- Born: Fyodor Grigoryevich Reshetnikov 25 November 1919 Marchykhyna Buda, Glukhovsky Uezd, Chernihiv Governorate, Ukrainian SSR
- Died: 19 June 2011 (aged 91) Moscow, Russia
- Awards: Order For Merit to the Fatherland 4th class (Russian Federation), 1995 The State Stalin Prize, 1951 the USSR State Prize, 1975
- Scientific career
- Fields: Chemistry Physical chemistry Metallurgy

= Fyodor Reshetnikov (scientist) =

Fyodor Grigoryevich Reshetnikov (Фёдор Григорьевич Решетников; 25 November 1919 – 19 June 2011) was a Soviet and Russian physical chemist and metallurgist.

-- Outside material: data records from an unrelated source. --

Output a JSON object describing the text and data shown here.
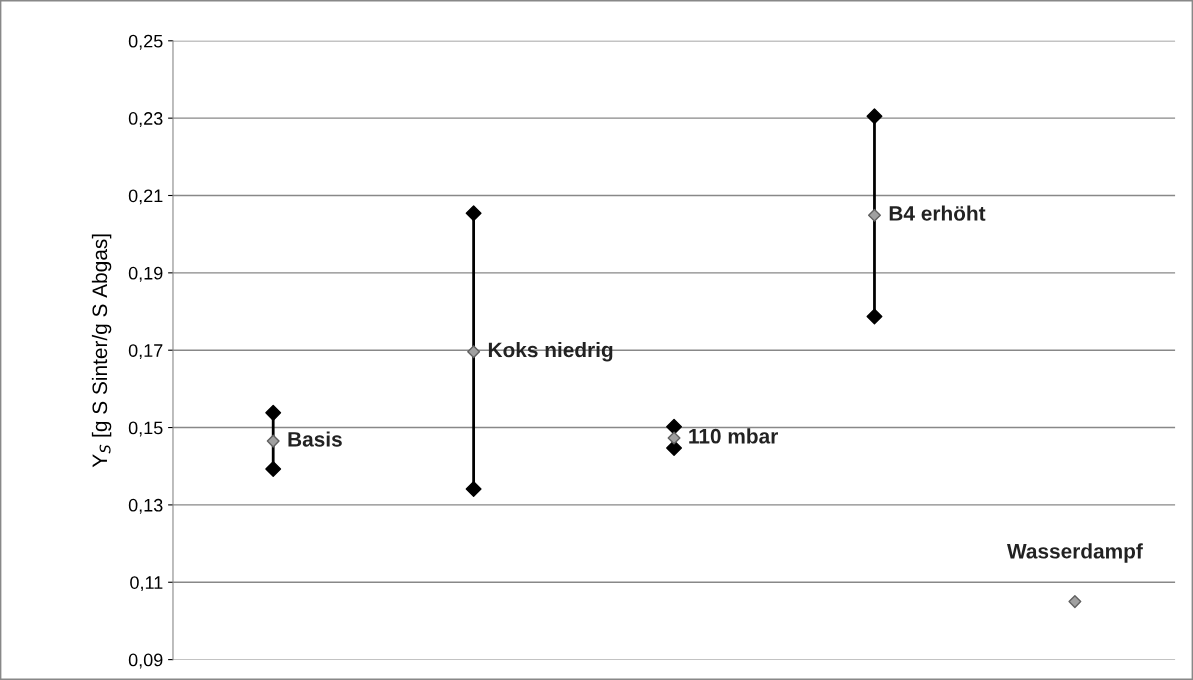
{
  "chart_data": {
    "type": "scatter",
    "ylabel": "Y$_{S}$ [g S Sinter/g S Abgas]",
    "categories": [
      "Basis",
      "Koks niedrig",
      "110 mbar",
      "B4 erhöht",
      "Wasserdampf"
    ],
    "series": [
      {
        "color": "#a0a0a0",
        "values": [
          0.1465,
          0.1696,
          0.1473,
          0.2049,
          0.105
        ]
      },
      {
        "color": "#000000",
        "values": [
          0.1538,
          0.2054,
          0.1502,
          0.2305,
          null
        ]
      },
      {
        "color": "#000000",
        "values": [
          0.1393,
          0.1341,
          0.1447,
          0.1787,
          null
        ]
      }
    ],
    "ylim": [
      0.09,
      0.25
    ],
    "yticks": [
      {
        "value": 0.09,
        "label": "0,09"
      },
      {
        "value": 0.11,
        "label": "0,11"
      },
      {
        "value": 0.13,
        "label": "0,13"
      },
      {
        "value": 0.15,
        "label": "0,15"
      },
      {
        "value": 0.17,
        "label": "0,17"
      },
      {
        "value": 0.19,
        "label": "0,19"
      },
      {
        "value": 0.21,
        "label": "0,21"
      },
      {
        "value": 0.23,
        "label": "0,23"
      },
      {
        "value": 0.25,
        "label": "0,25"
      }
    ],
    "grid": "y",
    "marker": "diamond",
    "tick_labels": "y"
  }
}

Reshetnikov became a corresponding member of the Academy of Sciences of the Soviet Union in 1974, academician (full member) of the Russian Academy of Sciences in 1992 and was a three-time recipient of the USSR State Prize (1951, 1975, 1985).

Reshetnikov graduated in 1942 from the Moscow Institute of Non-Ferrous Metals and Gold (now part of the State University of Non-Ferrous Metals and Gold in Krasnoyarsk). He served in the Red Army during World War II (1942–45).